If this string is in guide name, treat each guide separately not to mix the position. Used for negative controls.

Advanced arguments for model fitting

--n-iter

# of SVI steps taken for inference.

Default: 2000

--ignore-bcmatch

If provided, even if the screen object has .X_bcmatch, ignore the count when fitting.

Default: False

--prior-params

Path to the .pkl file with the dictionary containing prior parameters. Useful if your screens are batched into disjoint pool of gRNA libraries.

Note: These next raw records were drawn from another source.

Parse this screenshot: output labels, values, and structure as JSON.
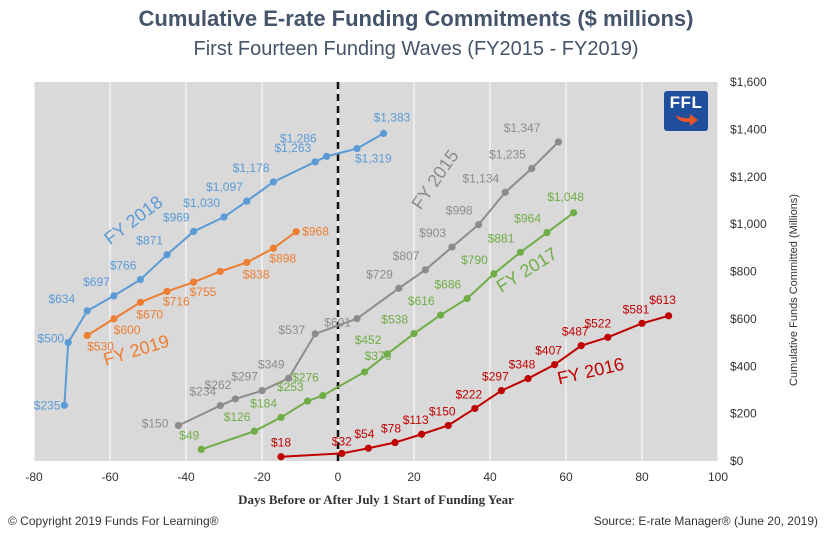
{
  "chart_data": {
    "type": "line",
    "title": "Cumulative E-rate Funding Commitments ($ millions)",
    "subtitle": "First Fourteen Funding Waves (FY2015 - FY2019)",
    "xlabel": "Days Before or After July 1 Start of Funding Year",
    "ylabel": "Cumulative Funds Committed (Millions)",
    "xlim": [
      -80,
      100
    ],
    "ylim": [
      0,
      1600
    ],
    "x_ticks": [
      -80,
      -60,
      -40,
      -20,
      0,
      20,
      40,
      60,
      80,
      100
    ],
    "x_tick_labels": [
      "-80",
      "-60",
      "-40",
      "-20",
      "0",
      "20",
      "40",
      "60",
      "80",
      "100"
    ],
    "y_ticks": [
      0,
      200,
      400,
      600,
      800,
      1000,
      1200,
      1400,
      1600
    ],
    "y_tick_labels": [
      "$0",
      "$200",
      "$400",
      "$600",
      "$800",
      "$1,000",
      "$1,200",
      "$1,400",
      "$1,600"
    ],
    "y_axis_side": "right",
    "grid": "vertical",
    "reference_line_x": 0,
    "series": [
      {
        "name": "FY 2018",
        "color": "#5b9bd5",
        "x": [
          -72,
          -71,
          -66,
          -59,
          -52,
          -45,
          -38,
          -30,
          -24,
          -17,
          -6,
          -3,
          5,
          12
        ],
        "y": [
          235,
          500,
          634,
          697,
          766,
          871,
          969,
          1030,
          1097,
          1178,
          1263,
          1286,
          1319,
          1383
        ],
        "labels": [
          "$235",
          "$500",
          "$634",
          "$697",
          "$766",
          "$871",
          "$969",
          "$1,030",
          "$1,097",
          "$1,178",
          "$1,263",
          "$1,286",
          "$1,319",
          "$1,383"
        ]
      },
      {
        "name": "FY 2019",
        "color": "#ed7d31",
        "x": [
          -66,
          -59,
          -52,
          -45,
          -38,
          -31,
          -24,
          -17,
          -11
        ],
        "y": [
          530,
          600,
          670,
          716,
          755,
          800,
          838,
          898,
          968
        ],
        "labels": [
          "$530",
          "$600",
          "$670",
          "$716",
          "$755",
          "",
          "$838",
          "$898",
          "$968"
        ]
      },
      {
        "name": "FY 2015",
        "color": "#8c8c8c",
        "x": [
          -42,
          -31,
          -27,
          -20,
          -13,
          -6,
          5,
          16,
          23,
          30,
          37,
          44,
          51,
          58
        ],
        "y": [
          150,
          234,
          262,
          297,
          349,
          537,
          601,
          729,
          807,
          903,
          998,
          1134,
          1235,
          1347
        ],
        "labels": [
          "$150",
          "$234",
          "$262",
          "$297",
          "$349",
          "$537",
          "$601",
          "$729",
          "$807",
          "$903",
          "$998",
          "$1,134",
          "$1,235",
          "$1,347"
        ]
      },
      {
        "name": "FY 2017",
        "color": "#70ad47",
        "x": [
          -36,
          -22,
          -15,
          -8,
          -4,
          7,
          13,
          20,
          27,
          34,
          41,
          48,
          55,
          62
        ],
        "y": [
          49,
          126,
          184,
          253,
          276,
          376,
          452,
          538,
          616,
          686,
          790,
          881,
          964,
          1048
        ],
        "labels": [
          "$49",
          "$126",
          "$184",
          "$253",
          "$276",
          "$376",
          "$452",
          "$538",
          "$616",
          "$686",
          "$790",
          "$881",
          "$964",
          "$1,048"
        ]
      },
      {
        "name": "FY 2016",
        "color": "#c00000",
        "x": [
          -15,
          1,
          8,
          15,
          22,
          29,
          36,
          43,
          50,
          57,
          64,
          71,
          80,
          87
        ],
        "y": [
          18,
          32,
          54,
          78,
          113,
          150,
          222,
          297,
          348,
          407,
          487,
          522,
          581,
          613
        ],
        "labels": [
          "$18",
          "$32",
          "$54",
          "$78",
          "$113",
          "$150",
          "$222",
          "$297",
          "$348",
          "$407",
          "$487",
          "$522",
          "$581",
          "$613"
        ]
      }
    ]
  },
  "footer": {
    "copyright": "© Copyright 2019 Funds For Learning®",
    "source": "Source: E-rate Manager® (June 20, 2019)"
  },
  "logo": {
    "text": "FFL"
  }
}
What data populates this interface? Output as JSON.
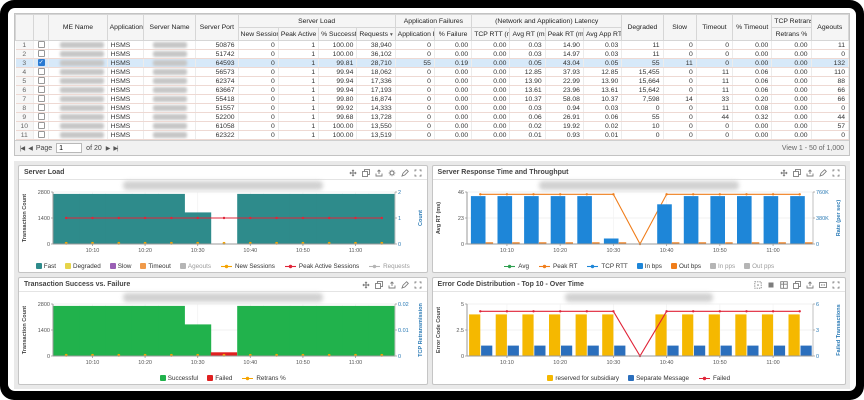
{
  "table": {
    "leading_columns": [
      "",
      "",
      "ME Name",
      "Application",
      "Server Name",
      "Server Port"
    ],
    "group_headers": {
      "server_load": "Server Load",
      "application_failures": "Application Failures",
      "latency": "(Network and Application) Latency",
      "tcp_retransmission": "TCP Retransmi"
    },
    "sub_columns": [
      "New Sessions",
      "Peak Active Se",
      "% Successful",
      "Requests",
      "Application Err",
      "% Failure",
      "TCP RTT (ms)",
      "Avg RT (ms)",
      "Peak RT (ms)",
      "Avg App RT (m",
      "Retrans %"
    ],
    "trailing_columns": [
      "Degraded",
      "Slow",
      "Timeout",
      "% Timeout",
      "Ageouts"
    ],
    "requests_sort_indicator": "▾",
    "application_value": "HSMS",
    "selected_row_index": 2,
    "rows": [
      {
        "num": "1",
        "values": [
          "50876",
          "0",
          "1",
          "100.00",
          "38,940",
          "0",
          "0.00",
          "0.00",
          "0.03",
          "14.90",
          "0.03",
          "11",
          "0",
          "0",
          "0.00",
          "0.00",
          "11"
        ]
      },
      {
        "num": "2",
        "values": [
          "51742",
          "0",
          "1",
          "100.00",
          "36,102",
          "0",
          "0.00",
          "0.00",
          "0.03",
          "14.97",
          "0.03",
          "11",
          "0",
          "0",
          "0.00",
          "0.00",
          "0"
        ]
      },
      {
        "num": "3",
        "values": [
          "64593",
          "0",
          "1",
          "99.81",
          "28,710",
          "55",
          "0.19",
          "0.00",
          "0.05",
          "43.04",
          "0.05",
          "55",
          "11",
          "0",
          "0.00",
          "0.00",
          "132"
        ]
      },
      {
        "num": "4",
        "values": [
          "56573",
          "0",
          "1",
          "99.94",
          "18,062",
          "0",
          "0.00",
          "0.00",
          "12.85",
          "37.93",
          "12.85",
          "15,455",
          "0",
          "11",
          "0.06",
          "0.00",
          "110"
        ]
      },
      {
        "num": "5",
        "values": [
          "62374",
          "0",
          "1",
          "99.94",
          "17,336",
          "0",
          "0.00",
          "0.00",
          "13.90",
          "22.99",
          "13.90",
          "15,664",
          "0",
          "11",
          "0.06",
          "0.00",
          "88"
        ]
      },
      {
        "num": "6",
        "values": [
          "63667",
          "0",
          "1",
          "99.94",
          "17,193",
          "0",
          "0.00",
          "0.00",
          "13.61",
          "23.96",
          "13.61",
          "15,642",
          "0",
          "11",
          "0.06",
          "0.00",
          "66"
        ]
      },
      {
        "num": "7",
        "values": [
          "55418",
          "0",
          "1",
          "99.80",
          "16,874",
          "0",
          "0.00",
          "0.00",
          "10.37",
          "58.08",
          "10.37",
          "7,598",
          "14",
          "33",
          "0.20",
          "0.00",
          "66"
        ]
      },
      {
        "num": "8",
        "values": [
          "51557",
          "0",
          "1",
          "99.92",
          "14,333",
          "0",
          "0.00",
          "0.00",
          "0.03",
          "0.94",
          "0.03",
          "0",
          "0",
          "11",
          "0.08",
          "0.00",
          "0"
        ]
      },
      {
        "num": "9",
        "values": [
          "52200",
          "0",
          "1",
          "99.68",
          "13,728",
          "0",
          "0.00",
          "0.00",
          "0.06",
          "26.91",
          "0.06",
          "55",
          "0",
          "44",
          "0.32",
          "0.00",
          "44"
        ]
      },
      {
        "num": "10",
        "values": [
          "61058",
          "0",
          "1",
          "100.00",
          "13,550",
          "0",
          "0.00",
          "0.00",
          "0.02",
          "19.92",
          "0.02",
          "10",
          "0",
          "0",
          "0.00",
          "0.00",
          "57"
        ]
      },
      {
        "num": "11",
        "values": [
          "62322",
          "0",
          "1",
          "100.00",
          "13,519",
          "0",
          "0.00",
          "0.00",
          "0.01",
          "0.93",
          "0.01",
          "0",
          "0",
          "0",
          "0.00",
          "0.00",
          "0"
        ]
      }
    ],
    "pager": {
      "first": "|◀",
      "prev": "◀",
      "page_label": "Page",
      "page_value": "1",
      "of_label": "of 20",
      "next": "▶",
      "last": "▶|",
      "view_status": "View 1 - 50 of 1,000"
    }
  },
  "accent_colors": {
    "selection": "#d7e9f9",
    "right_axis_blue": "#2a7ab5"
  },
  "chart_data": [
    {
      "type": "bar",
      "title": "Server Load",
      "icons": [
        "move-icon",
        "clone-icon",
        "export-icon",
        "settings-icon",
        "edit-icon",
        "fullscreen-icon"
      ],
      "left": {
        "title": "Transaction Count",
        "max": 2800,
        "ticks": [
          [
            2800,
            "2800"
          ],
          [
            1400,
            "1400"
          ],
          [
            0,
            "0"
          ]
        ]
      },
      "right": {
        "title": "Count",
        "max": 2,
        "color": "#2a7ab5",
        "ticks": [
          [
            2,
            "2"
          ],
          [
            1,
            "1"
          ],
          [
            0,
            "0"
          ]
        ]
      },
      "x": {
        "n": 13,
        "ticks": [
          [
            1,
            "10:10"
          ],
          [
            3,
            "10:20"
          ],
          [
            5,
            "10:30"
          ],
          [
            7,
            "10:40"
          ],
          [
            9,
            "10:50"
          ],
          [
            11,
            "11:00"
          ]
        ]
      },
      "series": [
        {
          "name": "Fast",
          "legend": "square",
          "kind": "steparea",
          "axis": "left",
          "color": "#2e8b8b",
          "values": [
            2700,
            2700,
            2700,
            2700,
            2700,
            1700,
            0,
            2700,
            2700,
            2700,
            2700,
            2700,
            2700
          ]
        },
        {
          "name": "Degraded",
          "legend": "square",
          "kind": "none",
          "color": "#e6d44a"
        },
        {
          "name": "Slow",
          "legend": "square",
          "kind": "none",
          "color": "#9a5fb5"
        },
        {
          "name": "Timeout",
          "legend": "square",
          "kind": "none",
          "color": "#f09a4a"
        },
        {
          "name": "Ageouts",
          "legend": "square",
          "kind": "none",
          "color": "#b5b5b5",
          "dim": true
        },
        {
          "name": "New Sessions",
          "legend": "line",
          "kind": "dots",
          "axis": "left",
          "color": "#f5a300",
          "values": [
            40,
            40,
            40,
            40,
            40,
            40,
            40,
            40,
            40,
            40,
            40,
            40,
            40
          ]
        },
        {
          "name": "Peak Active Sessions",
          "legend": "line",
          "kind": "line",
          "marker": true,
          "axis": "right",
          "color": "#e02438",
          "values": [
            1,
            1,
            1,
            1,
            1,
            1,
            1,
            1,
            1,
            1,
            1,
            1,
            1
          ]
        },
        {
          "name": "Requests",
          "legend": "line",
          "kind": "none",
          "color": "#b5b5b5",
          "dim": true
        }
      ]
    },
    {
      "type": "bar",
      "title": "Server Response Time and Throughput",
      "icons": [
        "move-icon",
        "clone-icon",
        "export-icon",
        "edit-icon",
        "fullscreen-icon"
      ],
      "left": {
        "title": "Avg RT (ms)",
        "max": 46,
        "ticks": [
          [
            46,
            "46"
          ],
          [
            23,
            "23"
          ],
          [
            0,
            "0"
          ]
        ]
      },
      "right": {
        "title": "Rate (per sec)",
        "max": 760,
        "color": "#2a7ab5",
        "ticks": [
          [
            760,
            "760K"
          ],
          [
            380,
            "380K"
          ],
          [
            0,
            "0"
          ]
        ]
      },
      "x": {
        "n": 13,
        "ticks": [
          [
            1,
            "10:10"
          ],
          [
            3,
            "10:20"
          ],
          [
            5,
            "10:30"
          ],
          [
            7,
            "10:40"
          ],
          [
            9,
            "10:50"
          ],
          [
            11,
            "11:00"
          ]
        ]
      },
      "series": [
        {
          "name": "Avg",
          "legend": "line",
          "kind": "none",
          "color": "#2e9e4f"
        },
        {
          "name": "Peak RT",
          "legend": "line",
          "kind": "line",
          "marker": true,
          "axis": "left",
          "color": "#f07d1a",
          "values": [
            44,
            44,
            44,
            44,
            44,
            44,
            0,
            44,
            44,
            44,
            44,
            44,
            44
          ]
        },
        {
          "name": "TCP RTT",
          "legend": "line",
          "kind": "none",
          "color": "#1e86d8"
        },
        {
          "name": "In bps",
          "legend": "square",
          "kind": "bars",
          "axis": "right",
          "color": "#1e86d8",
          "width": 0.55,
          "offset": -0.08,
          "values": [
            700,
            700,
            700,
            700,
            700,
            80,
            0,
            580,
            700,
            700,
            700,
            700,
            700
          ]
        },
        {
          "name": "Out bps",
          "legend": "square",
          "kind": "bars",
          "axis": "right",
          "color": "#f07d1a",
          "width": 0.28,
          "offset": 0.34,
          "values": [
            25,
            25,
            25,
            25,
            25,
            25,
            0,
            25,
            25,
            25,
            25,
            25,
            25
          ]
        },
        {
          "name": "In pps",
          "legend": "square",
          "kind": "none",
          "color": "#b5b5b5",
          "dim": true
        },
        {
          "name": "Out pps",
          "legend": "square",
          "kind": "none",
          "color": "#b5b5b5",
          "dim": true
        }
      ]
    },
    {
      "type": "bar",
      "title": "Transaction Success vs. Failure",
      "icons": [
        "move-icon",
        "clone-icon",
        "export-icon",
        "edit-icon",
        "fullscreen-icon"
      ],
      "left": {
        "title": "Transaction Count",
        "max": 2800,
        "ticks": [
          [
            2800,
            "2800"
          ],
          [
            1400,
            "1400"
          ],
          [
            0,
            "0"
          ]
        ]
      },
      "right": {
        "title": "TCP Retransmission",
        "max": 0.02,
        "color": "#2a7ab5",
        "ticks": [
          [
            0.02,
            "0.02"
          ],
          [
            0.01,
            "0.01"
          ],
          [
            0,
            "0"
          ]
        ]
      },
      "x": {
        "n": 13,
        "ticks": [
          [
            1,
            "10:10"
          ],
          [
            3,
            "10:20"
          ],
          [
            5,
            "10:30"
          ],
          [
            7,
            "10:40"
          ],
          [
            9,
            "10:50"
          ],
          [
            11,
            "11:00"
          ]
        ]
      },
      "series": [
        {
          "name": "Successful",
          "legend": "square",
          "kind": "steparea",
          "axis": "left",
          "color": "#21b24c",
          "values": [
            2700,
            2700,
            2700,
            2700,
            2700,
            1700,
            0,
            2700,
            2700,
            2700,
            2700,
            2700,
            2700
          ]
        },
        {
          "name": "Failed",
          "legend": "square",
          "kind": "bars",
          "axis": "left",
          "color": "#e02020",
          "width": 1.0,
          "offset": 0,
          "values": [
            0,
            0,
            0,
            0,
            0,
            0,
            200,
            0,
            0,
            0,
            0,
            0,
            0
          ]
        },
        {
          "name": "Retrans %",
          "legend": "line",
          "kind": "dots",
          "axis": "left",
          "color": "#f5a300",
          "values": [
            40,
            40,
            40,
            40,
            40,
            40,
            40,
            40,
            40,
            40,
            40,
            40,
            40
          ]
        }
      ]
    },
    {
      "type": "bar",
      "title": "Error Code Distribution - Top 10 - Over Time",
      "icons": [
        "select-icon",
        "stop-icon",
        "grid-icon",
        "clone-icon",
        "export-icon",
        "data-icon",
        "fullscreen-icon"
      ],
      "left": {
        "title": "Error Code Count",
        "max": 5,
        "ticks": [
          [
            5,
            "5"
          ],
          [
            2.5,
            "2.5"
          ],
          [
            0,
            "0"
          ]
        ]
      },
      "right": {
        "title": "Failed Transactions",
        "max": 6,
        "color": "#2a7ab5",
        "ticks": [
          [
            6,
            "6"
          ],
          [
            3,
            "3"
          ],
          [
            0,
            "0"
          ]
        ]
      },
      "x": {
        "n": 13,
        "ticks": [
          [
            1,
            "10:10"
          ],
          [
            3,
            "10:20"
          ],
          [
            5,
            "10:30"
          ],
          [
            7,
            "10:40"
          ],
          [
            9,
            "10:50"
          ],
          [
            11,
            "11:00"
          ]
        ]
      },
      "series": [
        {
          "name": "reserved for subsidiary",
          "legend": "square",
          "kind": "bars",
          "axis": "left",
          "color": "#f5b800",
          "width": 0.42,
          "offset": -0.21,
          "values": [
            4,
            4,
            4,
            4,
            4,
            4,
            0,
            4,
            4,
            4,
            4,
            4,
            4
          ]
        },
        {
          "name": "Separate Message",
          "legend": "square",
          "kind": "bars",
          "axis": "left",
          "color": "#2b6fbd",
          "width": 0.42,
          "offset": 0.24,
          "values": [
            1,
            1,
            1,
            1,
            1,
            1,
            0,
            1,
            1,
            1,
            1,
            1,
            1
          ]
        },
        {
          "name": "Failed",
          "legend": "line",
          "kind": "line",
          "marker": true,
          "axis": "left",
          "color": "#e02438",
          "values": [
            4.3,
            4.3,
            4.3,
            4.3,
            4.3,
            4.3,
            0,
            4.3,
            4.3,
            4.3,
            4.3,
            4.3,
            4.3
          ]
        }
      ]
    }
  ]
}
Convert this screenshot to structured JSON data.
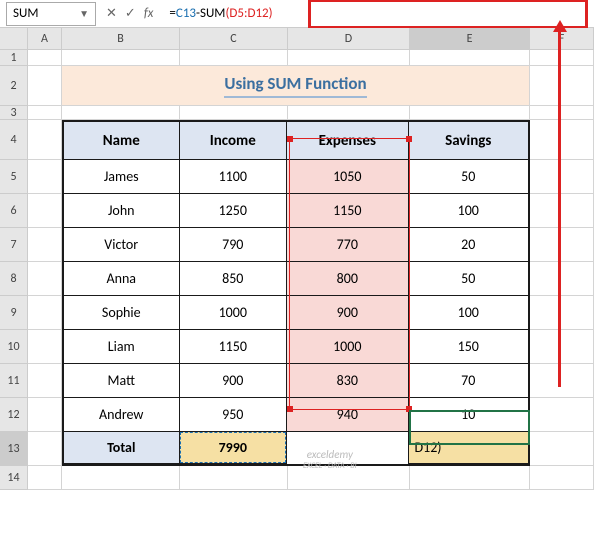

Currently supports mu_loc, mu_scale, sd_loc, sd_scale for sorting screens and mu_loc, mu_scale, initial_abundance for survival screens.

--rep-pi, -r

Fit replicate specific scaling factor. Recommended to set as True if you expect variable editing activity across biological replicates.

Default: False

--const-pi

Use constant pi provided in –guide-activity-col (instead of fitting from reporter data)

Default: False

--shrink-alpha

Instead of using the trend-fitted alpha values, use estimated alpha values for each gRNA that are shrunk towards the fitted trend.

Default: False

--exclude-control-condition-for-inference, -ec

Exclude control conditions for inference. Currently only supported for survival screens.

Default: False

--alpha-if-overdispersion-fitting-fails, -af

Comma-separated regression coefficient (b0, b1) of log(a0) ~ log(q) that will be used if fitting dispersion on the data fails.